雲居希膺禅師「神秀禅師偈頌」
神秀曰く
身は是れ菩提樹
心は明鏡の台の如し
時々に勤めて払拭して
塵埃を惹かしむること莫れ
雲居叟希膺(花押)
瑞巌寺中興開山雲居希膺禅師によって書された神秀偈頌。神秀禅師(?~706)は開封(河南省)出身。身の丈8尺の堂々たる体躯で100余才の長寿を全うした。達磨大師から数えて5番目の祖師である弘忍禅師のもとで修行し、弘忍会下700名の上座となり、弘忍禅師遷化の後は、荊州江陵当陽山に住して多くの弟子を集めて教線を拡大した。
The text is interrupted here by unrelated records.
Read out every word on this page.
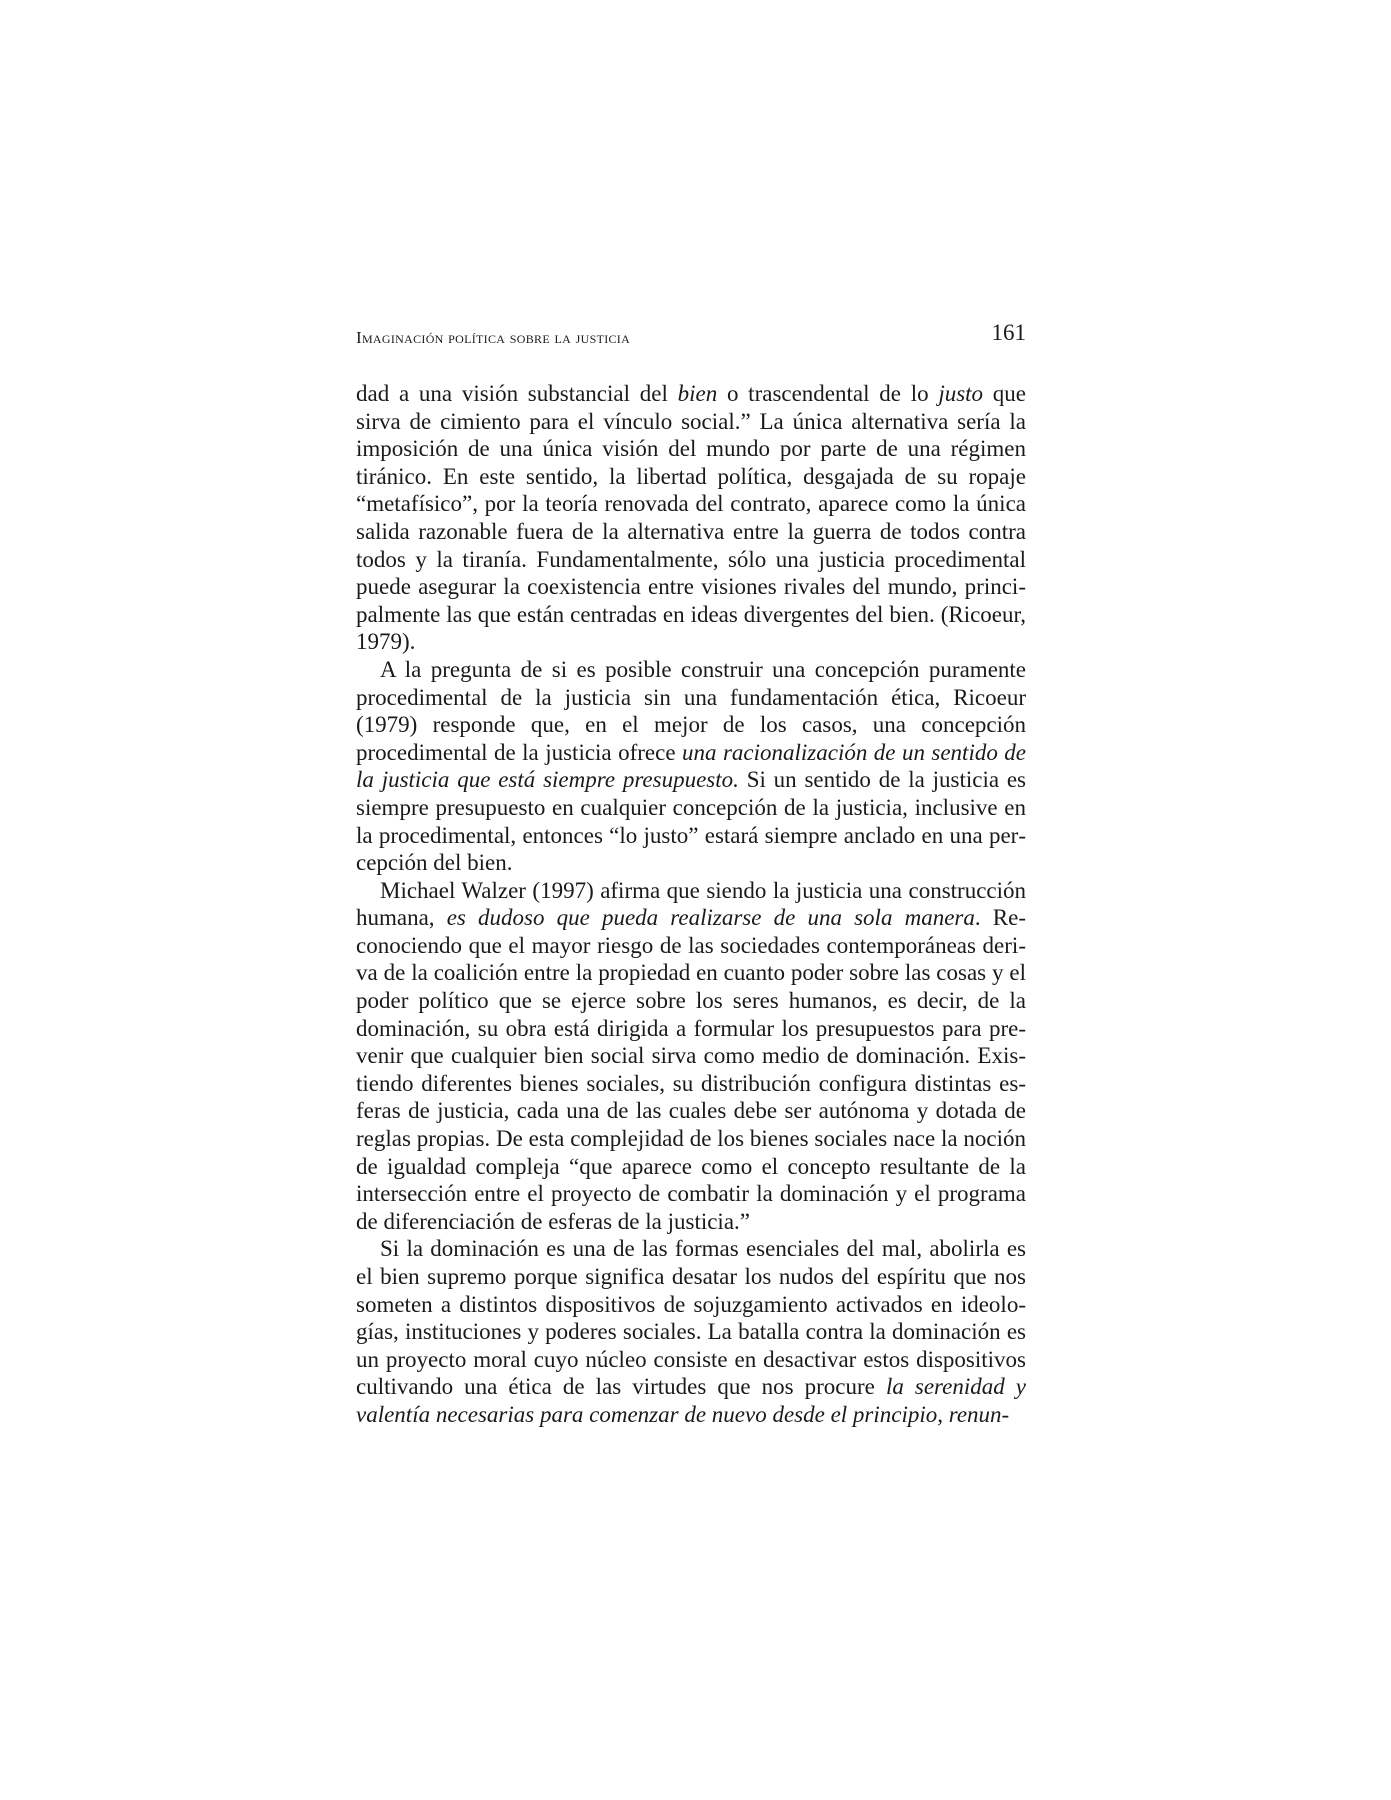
Imaginación política sobre la justicia	161

dad a una visión substancial del bien o trascendental de lo justo que sirva de cimiento para el vínculo social.” La única alternativa sería la imposición de una única visión del mundo por parte de una régimen tiránico. En este sentido, la libertad política, desgajada de su ropaje “metafísico”, por la teoría renovada del contrato, aparece como la única salida razonable fuera de la alternativa entre la guerra de todos contra todos y la tiranía. Fundamentalmente, sólo una justicia procedimental puede asegurar la coexistencia entre visiones rivales del mundo, principalmente las que están centradas en ideas divergentes del bien. (Ricoeur, 1979).

A la pregunta de si es posible construir una concepción puramente procedimental de la justicia sin una fundamentación ética, Ricoeur (1979) responde que, en el mejor de los casos, una concepción procedimental de la justicia ofrece una racionalización de un sentido de la justicia que está siempre presupuesto. Si un sentido de la justicia es siempre presupuesto en cualquier concepción de la justicia, inclusive en la procedimental, entonces “lo justo” estará siempre anclado en una percepción del bien.

Michael Walzer (1997) afirma que siendo la justicia una construcción humana, es dudoso que pueda realizarse de una sola manera. Reconociendo que el mayor riesgo de las sociedades contemporáneas deriva de la coalición entre la propiedad en cuanto poder sobre las cosas y el poder político que se ejerce sobre los seres humanos, es decir, de la dominación, su obra está dirigida a formular los presupuestos para prevenir que cualquier bien social sirva como medio de dominación. Existiendo diferentes bienes sociales, su distribución configura distintas esferas de justicia, cada una de las cuales debe ser autónoma y dotada de reglas propias. De esta complejidad de los bienes sociales nace la noción de igualdad compleja “que aparece como el concepto resultante de la intersección entre el proyecto de combatir la dominación y el programa de diferenciación de esferas de la justicia.”

Si la dominación es una de las formas esenciales del mal, abolirla es el bien supremo porque significa desatar los nudos del espíritu que nos someten a distintos dispositivos de sojuzgamiento activados en ideologías, instituciones y poderes sociales. La batalla contra la dominación es un proyecto moral cuyo núcleo consiste en desactivar estos dispositivos cultivando una ética de las virtudes que nos procure la serenidad y valentía necesarias para comenzar de nuevo desde el principio, renun-
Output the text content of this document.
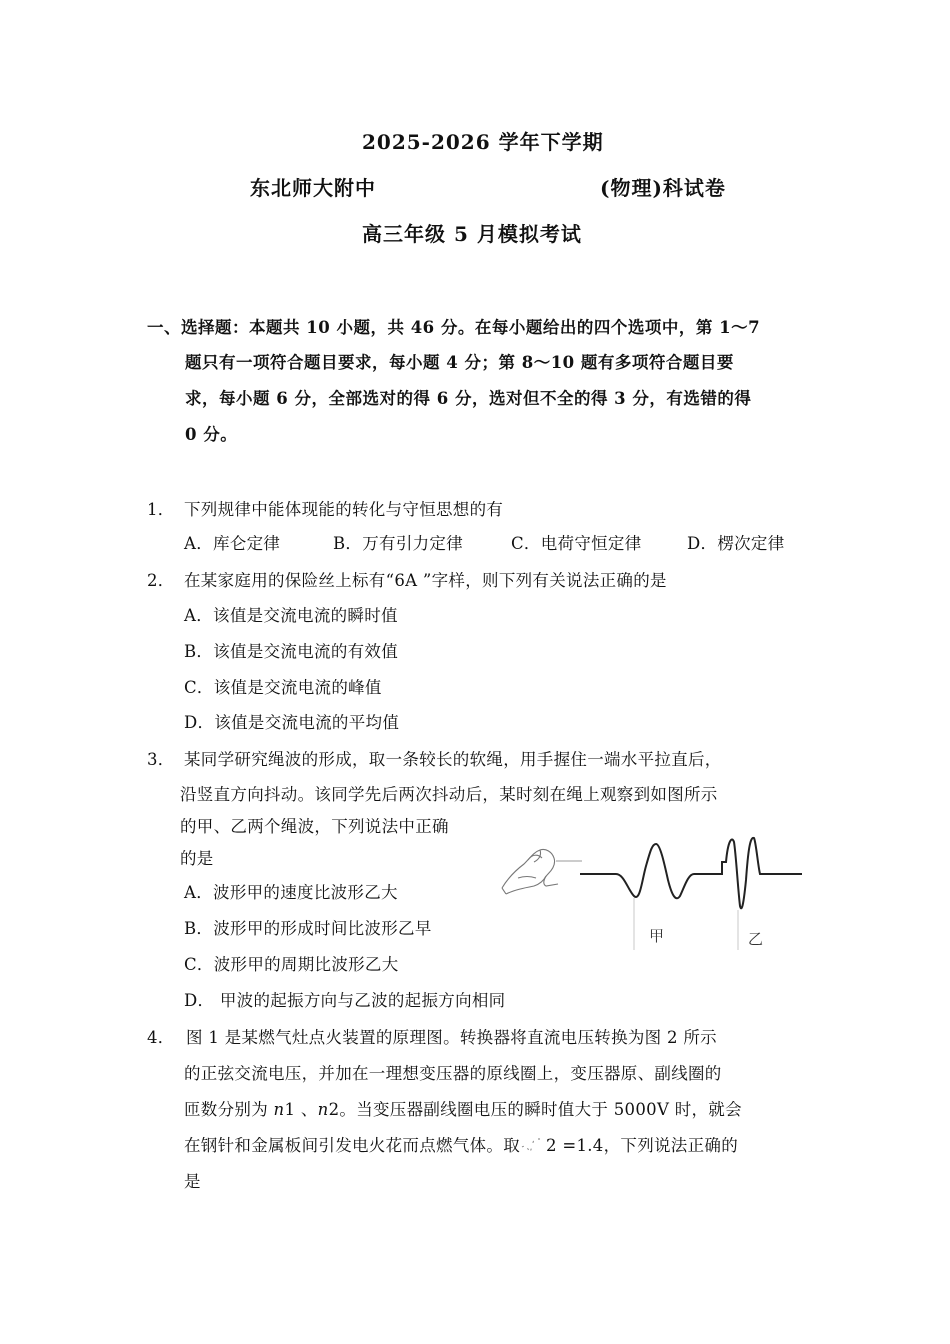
2025-2026 学年下学期
东北师大附中	(物理)科试卷
高三年级 5 月模拟考试
一、选择题：本题共 10 小题，共 46 分。在每小题给出的四个选项中，第 1～7
题只有一项符合题目要求，每小题 4 分；第 8～10 题有多项符合题目要
求，每小题 6 分，全部选对的得 6 分，选对但不全的得 3 分，有选错的得
0 分。
1． 下列规律中能体现能的转化与守恒思想的有
A．库仑定律	B．万有引力定律	C．电荷守恒定律	D．楞次定律
2． 在某家庭用的保险丝上标有“6A ”字样，则下列有关说法正确的是
A．该值是交流电流的瞬时值
B．该值是交流电流的有效值
C．该值是交流电流的峰值
D．该值是交流电流的平均值
3． 某同学研究绳波的形成，取一条较长的软绳，用手握住一端水平拉直后，
沿竖直方向抖动。该同学先后两次抖动后，某时刻在绳上观察到如图所示
的甲、乙两个绳波，下列说法中正确
的是
A．波形甲的速度比波形乙大
B．波形甲的形成时间比波形乙早
C．波形甲的周期比波形乙大
D． 甲波的起振方向与乙波的起振方向相同
甲	乙
4． 图 1 是某燃气灶点火装置的原理图。转换器将直流电压转换为图 2 所示
的正弦交流电压，并加在一理想变压器的原线圈上，变压器原、副线圈的
匝数分别为 n1 、n2。当变压器副线圈电压的瞬时值大于 5000V 时，就会
在钢针和金属板间引发电火花而点燃气体。取 2 =1.4，下列说法正确的
是
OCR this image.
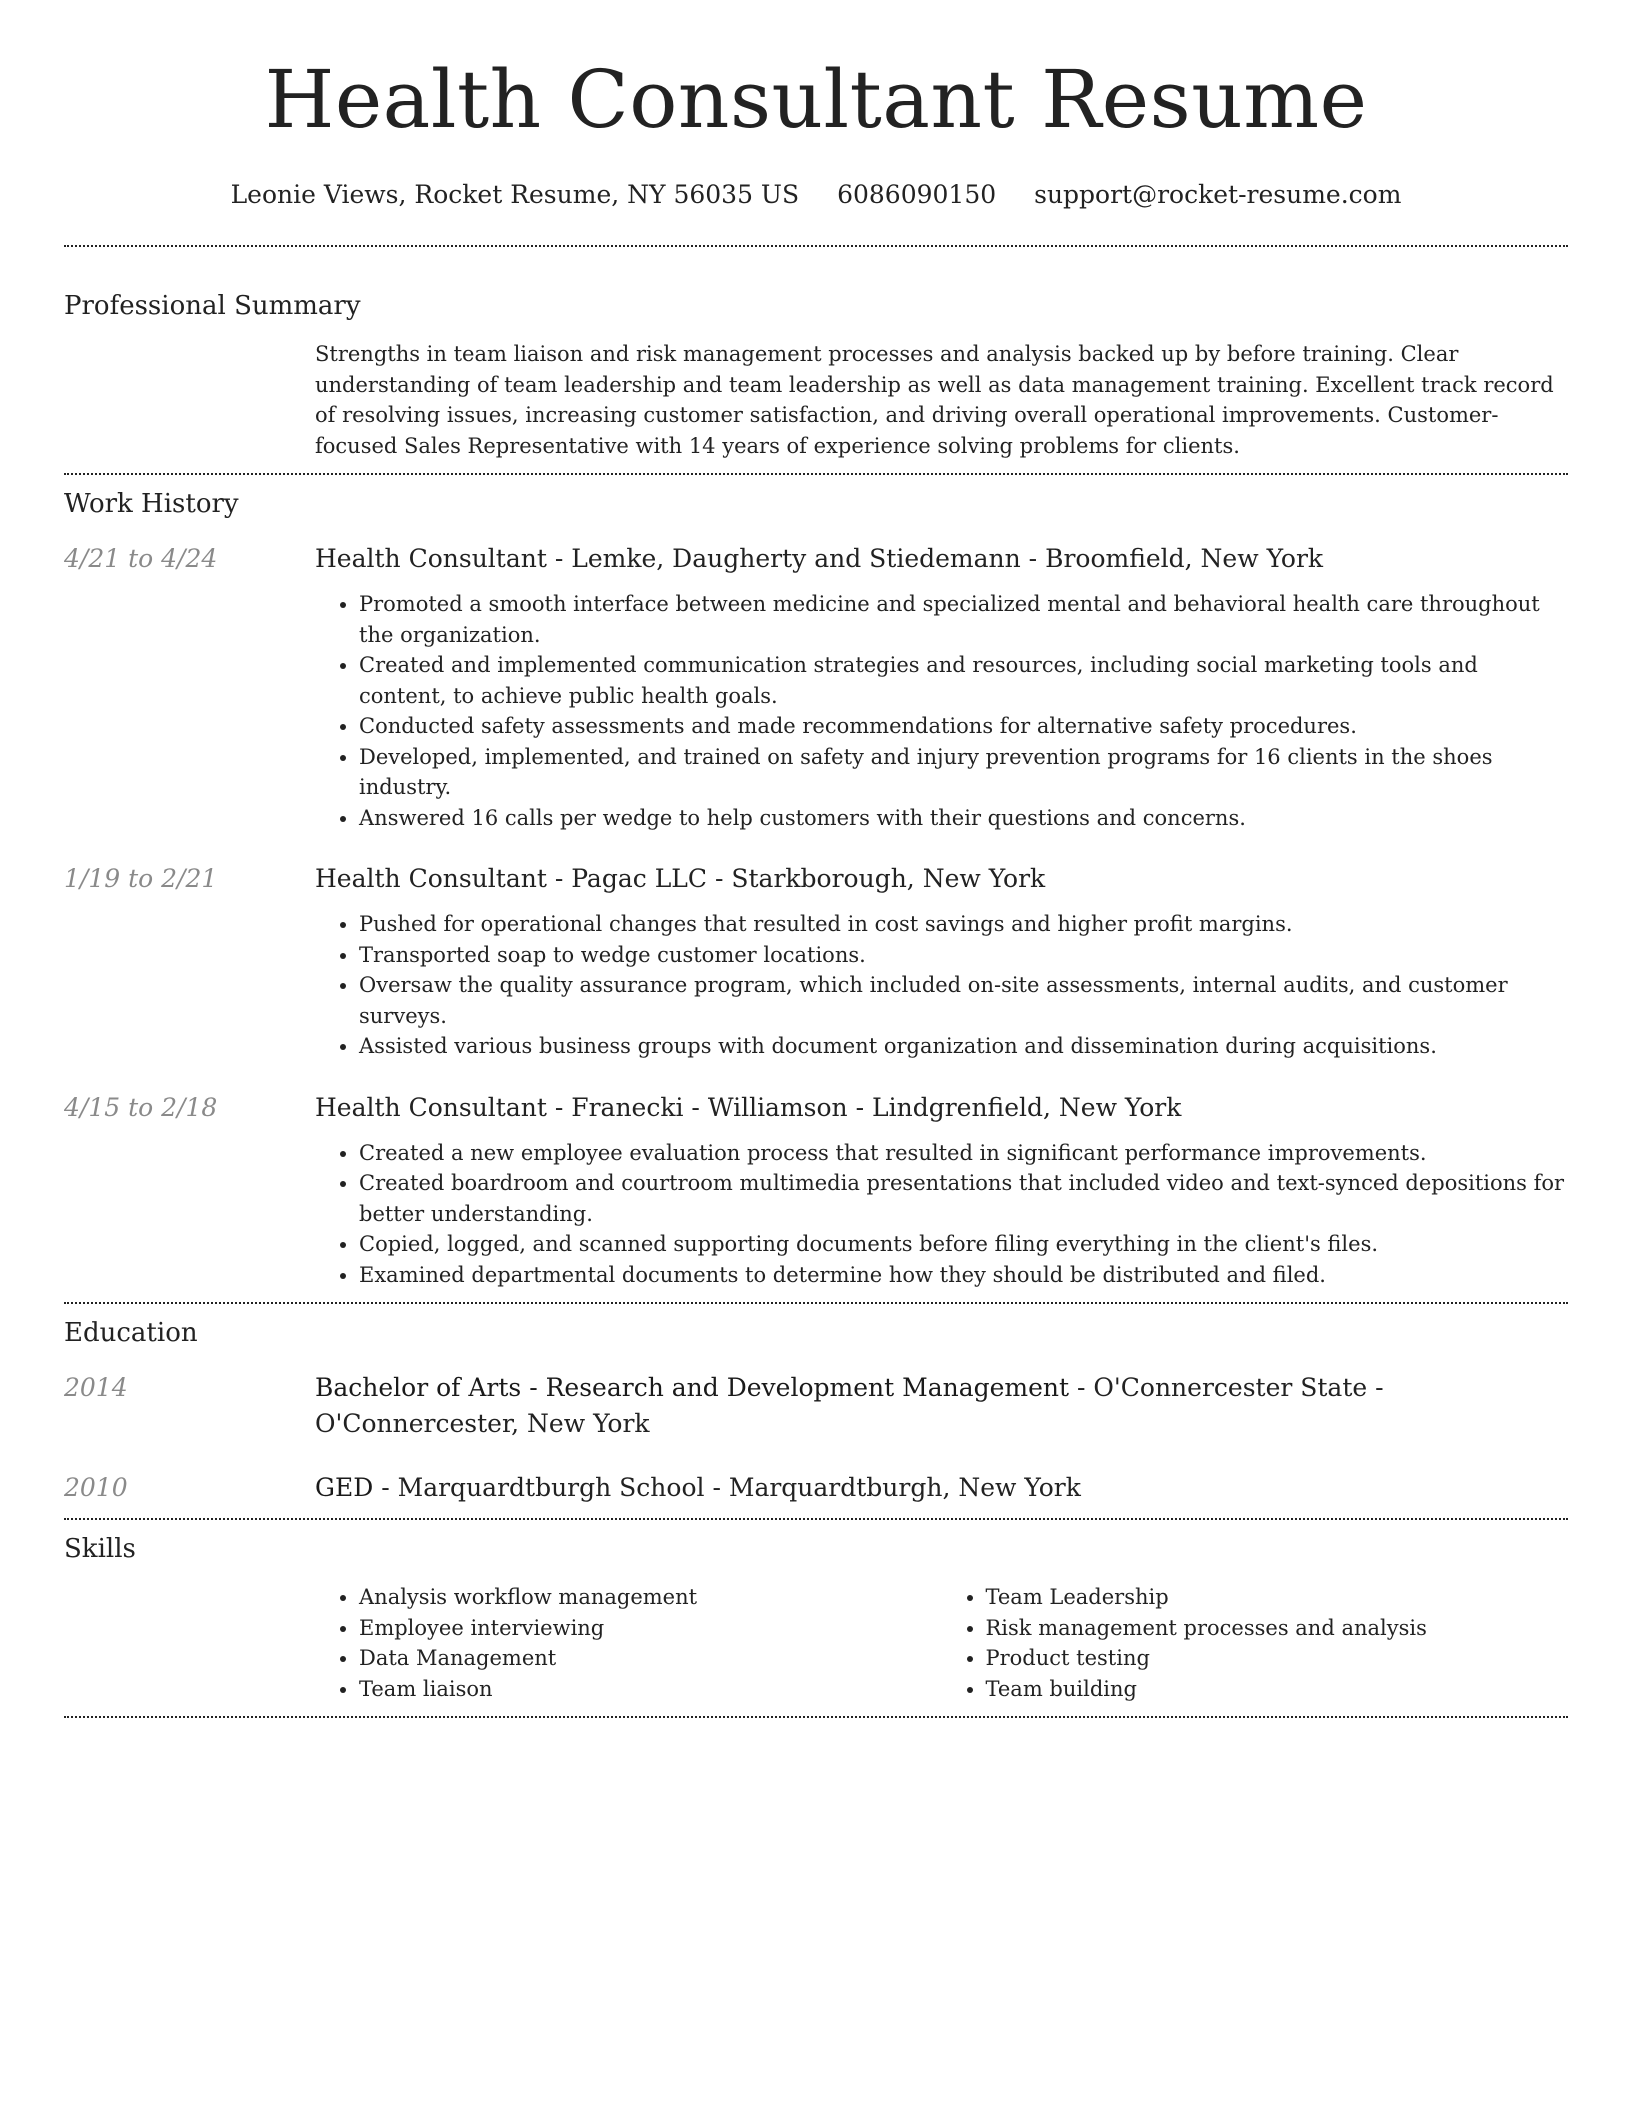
Health Consultant Resume
Leonie Views, Rocket Resume, NY 56035 US 6086090150 support@rocket-resume.com
Professional Summary

Strengths in team liaison and risk management processes and analysis backed up by before training. Clear understanding of team leadership and team leadership as well as data management training. Excellent track record of resolving issues, increasing customer satisfaction, and driving overall operational improvements. Customer-focused Sales Representative with 14 years of experience solving problems for clients.

Work History
4/21 to 4/24	Health Consultant - Lemke, Daugherty and Stiedemann - Broomfield, New York

• Promoted a smooth interface between medicine and specialized mental and behavioral health care throughout the organization.
• Created and implemented communication strategies and resources, including social marketing tools and content, to achieve public health goals.
• Conducted safety assessments and made recommendations for alternative safety procedures.
• Developed, implemented, and trained on safety and injury prevention programs for 16 clients in the shoes industry.
• Answered 16 calls per wedge to help customers with their questions and concerns.
1/19 to 2/21	Health Consultant - Pagac LLC - Starkborough, New York

• Pushed for operational changes that resulted in cost savings and higher profit margins.
• Transported soap to wedge customer locations.
• Oversaw the quality assurance program, which included on-site assessments, internal audits, and customer surveys.
• Assisted various business groups with document organization and dissemination during acquisitions.
4/15 to 2/18	Health Consultant - Franecki - Williamson - Lindgrenfield, New York

• Created a new employee evaluation process that resulted in significant performance improvements.
• Created boardroom and courtroom multimedia presentations that included video and text-synced depositions for better understanding.
• Copied, logged, and scanned supporting documents before filing everything in the client's files.
• Examined departmental documents to determine how they should be distributed and filed.
Education
2014	Bachelor of Arts - Research and Development Management - O'Connercester State - O'Connercester, New York

2010	GED - Marquardtburgh School - Marquardtburgh, New York

Skills
• Analysis workflow management
• Employee interviewing
• Data Management
• Team liaison
• Team Leadership
• Risk management processes and analysis
• Product testing
• Team building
神秀禅師の名声は天に達し、則天武后、中宗、張説、睿宗の帰依を受け三帝の国師となった。
神秀悟道の偈頌は、弘忍禅師が後継者を決める手段として弟子達に境涯を示す偈頌の作成を求めたことに応じて作成されたものだとされるが、後に神秀の法門を批判的に捉える慧能禅師派中による資料に由来するもので、実際に神秀が作成したかは不明である。
この作品は、慧能禅師の法の流れにある雲居禅師が神秀の偈頌を書いているということが興味深いところ。戒を重んじ、綿密な修行を怠らなかった雲居禅師と神秀禅師の境涯に通ずるものがあったのだろうか?それとも慧能禅師と双幅に記した片方が当山に存在するのだろうか?専門家のご教示によれば50代後半~60才位の書とのこと。